Thursday, March 14, 2013

Chasing Maverick's - Movie Review

Last night I watched Chasing Mavericks. 

I’m a sucker for all things surfing, (and Gerald Butler…) so when I saw the trailer for this film a few months ago, I couldn’t wait to get my hands on it.

Fifteen year old Jay Moriarity (Weston,) had looked up to Frosty (Butler,) his whole life.

Frosty had become a hero to Jay after saving his life when he was only eight years old; he’d fallen into the ocean and couldn’t fight the strength of the waves when Frosty paddled up beside him and picked him up onto his surfboard. 
That moment fuelled Jay’s love for the ocean and for surfing forever more and after cello taping his absent father’s dinged up board back together, Jay dragged it to a local surf spot, looking adorable as he practically drowned in his father’s wetsuit. 
After paddling out and receiving a few hard knocks from his board, Jay paddled his heart out for his first ever wave, standing up and riding down the crest of the wave like a complete natural. 

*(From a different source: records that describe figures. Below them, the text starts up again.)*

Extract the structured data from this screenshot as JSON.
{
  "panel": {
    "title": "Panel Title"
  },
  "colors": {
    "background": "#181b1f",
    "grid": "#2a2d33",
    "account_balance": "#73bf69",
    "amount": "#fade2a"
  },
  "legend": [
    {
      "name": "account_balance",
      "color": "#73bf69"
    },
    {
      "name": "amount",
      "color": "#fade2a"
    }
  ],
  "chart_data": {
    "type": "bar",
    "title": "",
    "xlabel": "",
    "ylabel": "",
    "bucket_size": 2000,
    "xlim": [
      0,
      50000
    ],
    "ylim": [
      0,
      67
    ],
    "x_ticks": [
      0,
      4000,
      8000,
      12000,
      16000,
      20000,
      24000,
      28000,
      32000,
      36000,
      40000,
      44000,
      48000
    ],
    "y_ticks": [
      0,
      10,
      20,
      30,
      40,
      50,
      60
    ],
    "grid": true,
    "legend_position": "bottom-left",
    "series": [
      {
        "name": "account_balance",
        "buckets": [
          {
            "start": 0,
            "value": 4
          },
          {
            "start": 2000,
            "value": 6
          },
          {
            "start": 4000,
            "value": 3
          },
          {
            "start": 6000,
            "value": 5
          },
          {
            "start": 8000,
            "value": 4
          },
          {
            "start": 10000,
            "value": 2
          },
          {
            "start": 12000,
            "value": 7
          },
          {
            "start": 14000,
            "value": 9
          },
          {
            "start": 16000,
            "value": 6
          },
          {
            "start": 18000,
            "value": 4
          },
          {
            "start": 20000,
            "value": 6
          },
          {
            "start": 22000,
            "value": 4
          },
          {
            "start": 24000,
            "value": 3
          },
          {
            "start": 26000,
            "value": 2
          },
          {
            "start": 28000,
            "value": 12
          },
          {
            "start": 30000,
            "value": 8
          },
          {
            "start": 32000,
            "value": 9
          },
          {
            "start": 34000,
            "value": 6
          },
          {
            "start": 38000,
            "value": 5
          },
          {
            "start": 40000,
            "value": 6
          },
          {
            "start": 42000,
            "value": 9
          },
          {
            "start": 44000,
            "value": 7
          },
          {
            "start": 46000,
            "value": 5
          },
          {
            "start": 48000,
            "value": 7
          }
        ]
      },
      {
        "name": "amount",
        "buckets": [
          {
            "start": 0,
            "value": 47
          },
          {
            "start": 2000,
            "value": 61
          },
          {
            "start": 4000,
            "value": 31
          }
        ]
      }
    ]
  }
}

Personally, I’m not sure if anything could quite beat the feeling of that drop. That rush when the wave connects with your board and glides you forward at full speed, that moment when you just know when it is right to raise yourself up with the palms of your hands by the chest and jump up onto your wax covered board. That small drop that awakens all of the butterflies inside, scattering them throughout your body as your board finds the water once more and you slice through the glassy wave for what seems like hours. 
I could understand why anyone would be hooked after that. 

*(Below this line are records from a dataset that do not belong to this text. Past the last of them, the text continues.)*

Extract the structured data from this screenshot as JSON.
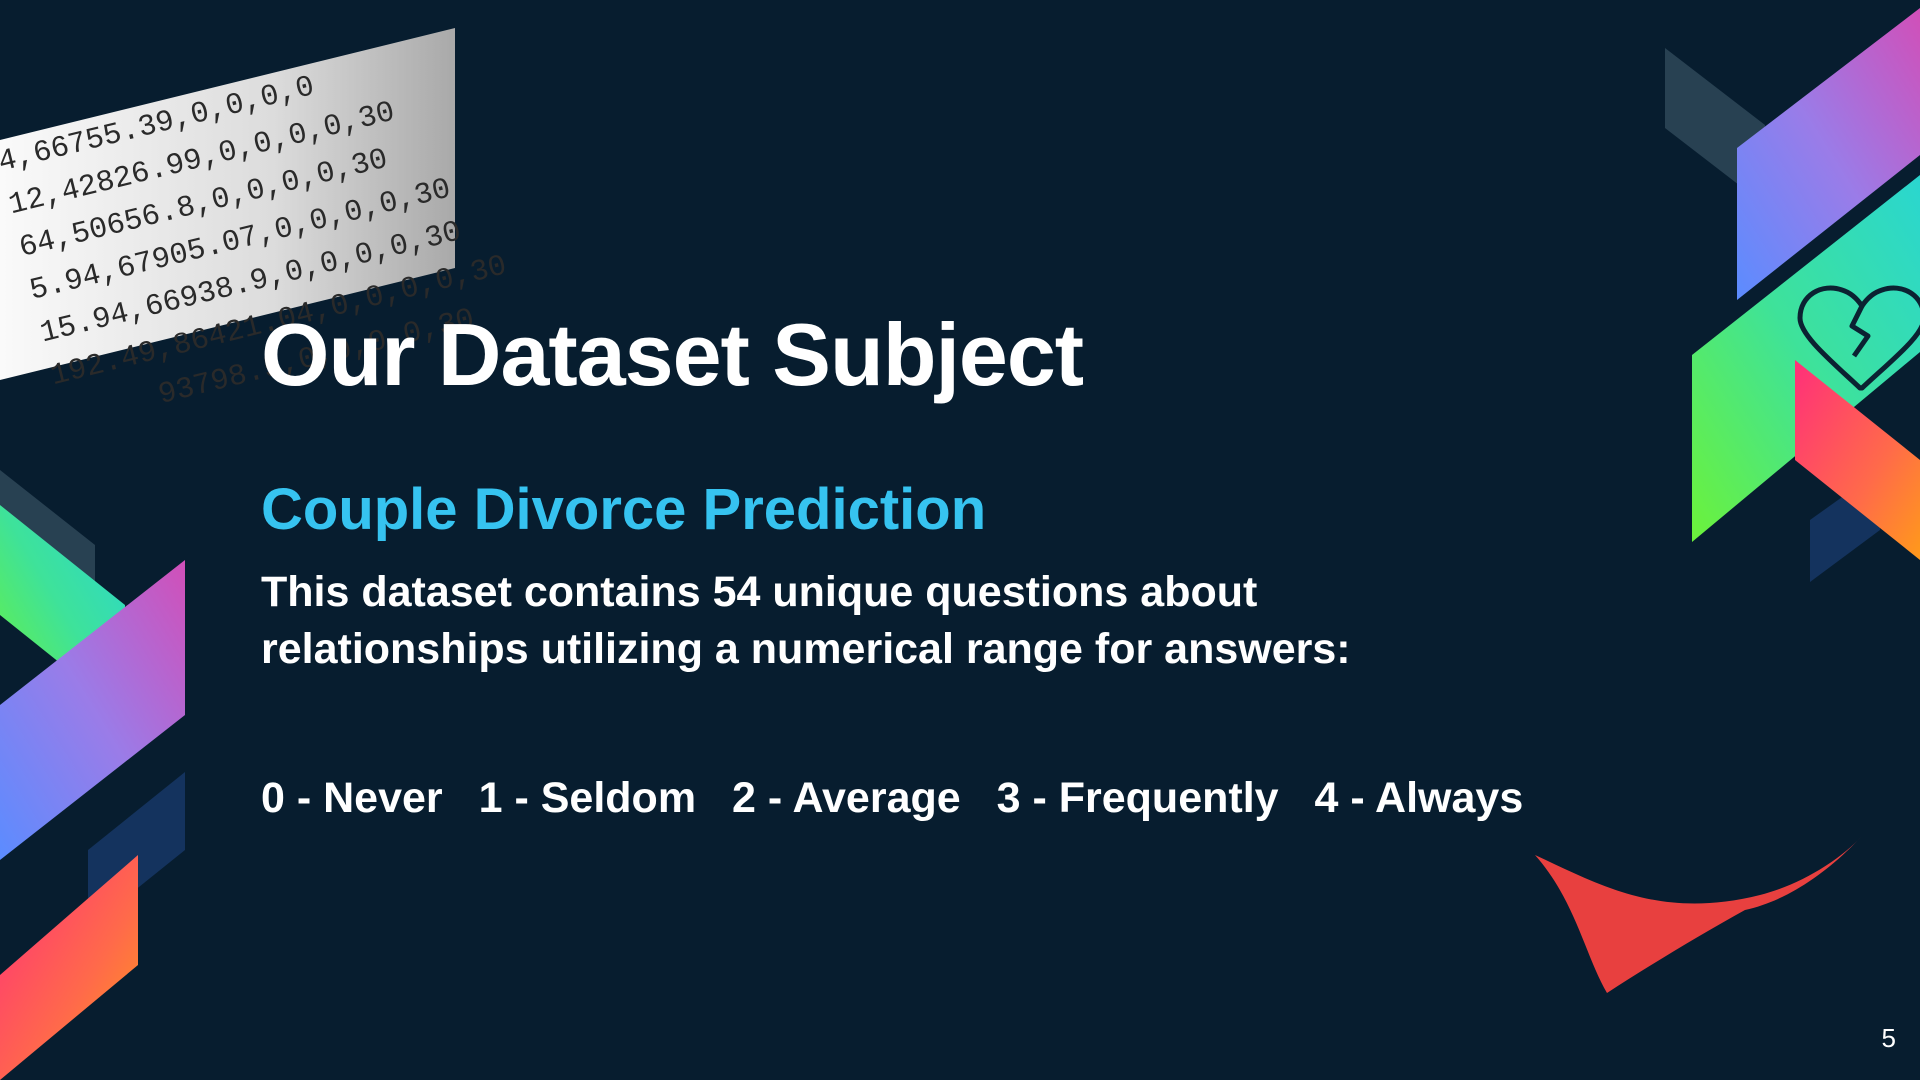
{
  "slide": {
    "title": "Our Dataset Subject",
    "subtitle": "Couple Divorce Prediction",
    "description_lines": [
      "This dataset contains 54 unique questions about",
      "relationships utilizing a numerical range for answers:"
    ],
    "scale": [
      "0 - Never",
      "1 - Seldom",
      "2 - Average",
      "3 - Frequently",
      "4 - Always"
    ],
    "page_number": "5"
  },
  "image_text": [
    "4,66755.39,0,0,0,0",
    "12,42826.99,0,0,0,0,30",
    "64,50656.8,0,0,0,0,30",
    "5.94,67905.07,0,0,0,0,30",
    "15.94,66938.9,0,0,0,0,30",
    "192.49,86421.04,0,0,0,0,30",
    "93798.5,0,0,0,0,30"
  ],
  "icons": [
    "broken-heart-icon",
    "red-ribbon-shape"
  ],
  "colors": {
    "background": "#071d2f",
    "title": "#ffffff",
    "subtitle": "#36c3f0",
    "accent_red": "#e8403f"
  }
}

Skip seven years down the line when Jay, still an avid surf lover, discovers the mythic Maverick’s surf break after following Frosty on another one of his secret surf trips  - he seeks the help of the local legend to train him up to be able to surf it himself and survive it one day.

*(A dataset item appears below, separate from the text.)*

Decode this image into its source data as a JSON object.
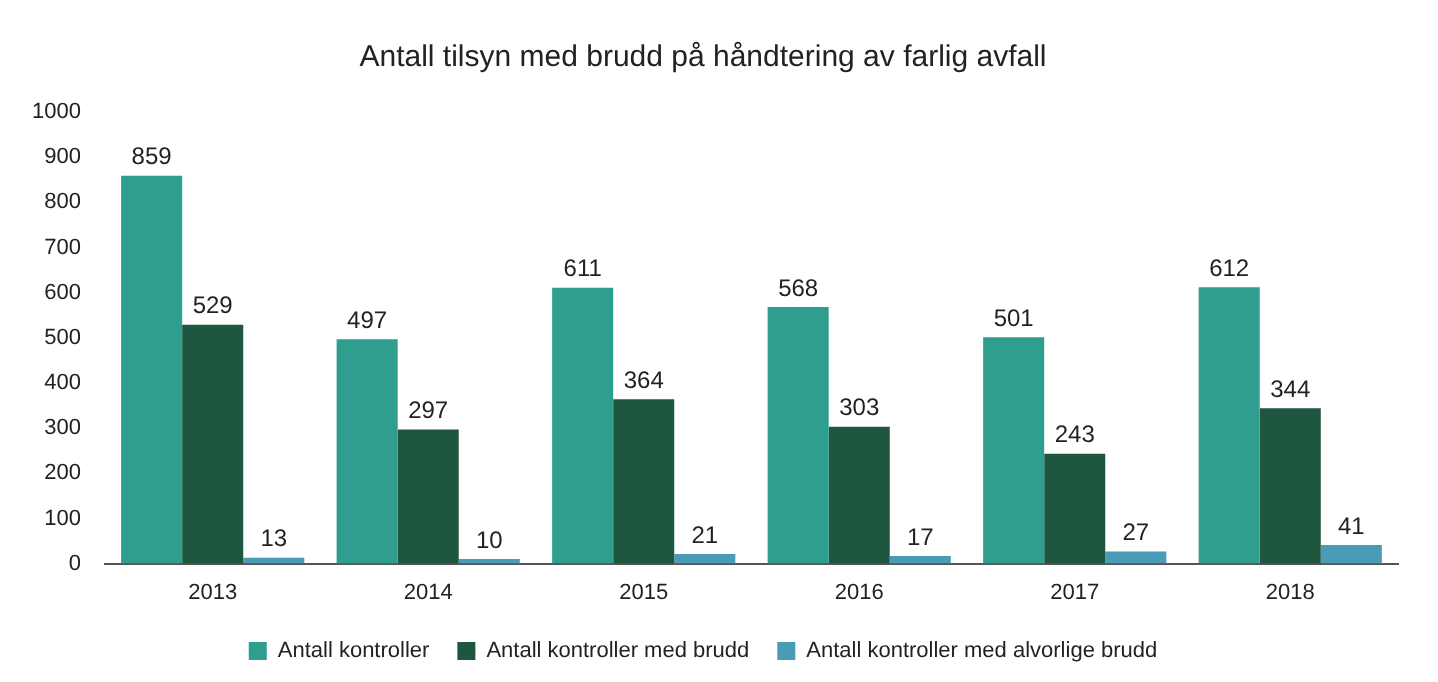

I was truly fascinated by the way the film was able to portray big wave surfers as more than your average, care-free beach bums. 

It shows how much passion and dedication actually goes into what they do; how they study the waves and their patterns and the physical training it entails.
It goes in depth into the athletic side of things which is a beautiful appreciation to them in my eyes.

Although I found myself grinning ear to ear throughout every surf scene, a lot of the visual effects really ruined it for me as well as the odd little drama scene thrown in here and there by aggressive 1980’s teens that actually make you cringe. 

Even so, nearing the round-off of the film, you find yourself gripping the edges of your seat in anticipation. 
I think the moment I discovered that this film was based on a true story about Jay Moriarity, who became famous from surviving the Maverick’s surf break at fifteen and who tragically drowned at the tender age of twenty-two in a free-dive accident – that is when this film became truly magical to me. 
At the end, they show a clip of the real Jay and it makes your heart swell like the ocean inside.
His beautiful memoir with every local surfer out on their boards brought tears to my eyes and really hit home as it reminded me of our local loss, Ross Taylor. 

I’d say this film has great potential – but it wasn’t what I was expecting. 
I feel that many people would be disappointed in it and as a tribute to Moriarity, it could have and should have done better.

I still feel that it was a fantastic film however, perhaps because I have a love for surfing and I could relate to the story-line and so I overlooked the negative.

Give it a watch and decide for yourself.

Happy Watching! 


  1. great post! would love to see this movie!

  2. I also always had the thing for surfing...I don't know why, I live in the Mediterranean and we don't have such big waves here:) The Mediterranean sea usually behaves too well:) Perhaps I'll get the chance to see the ocean one day.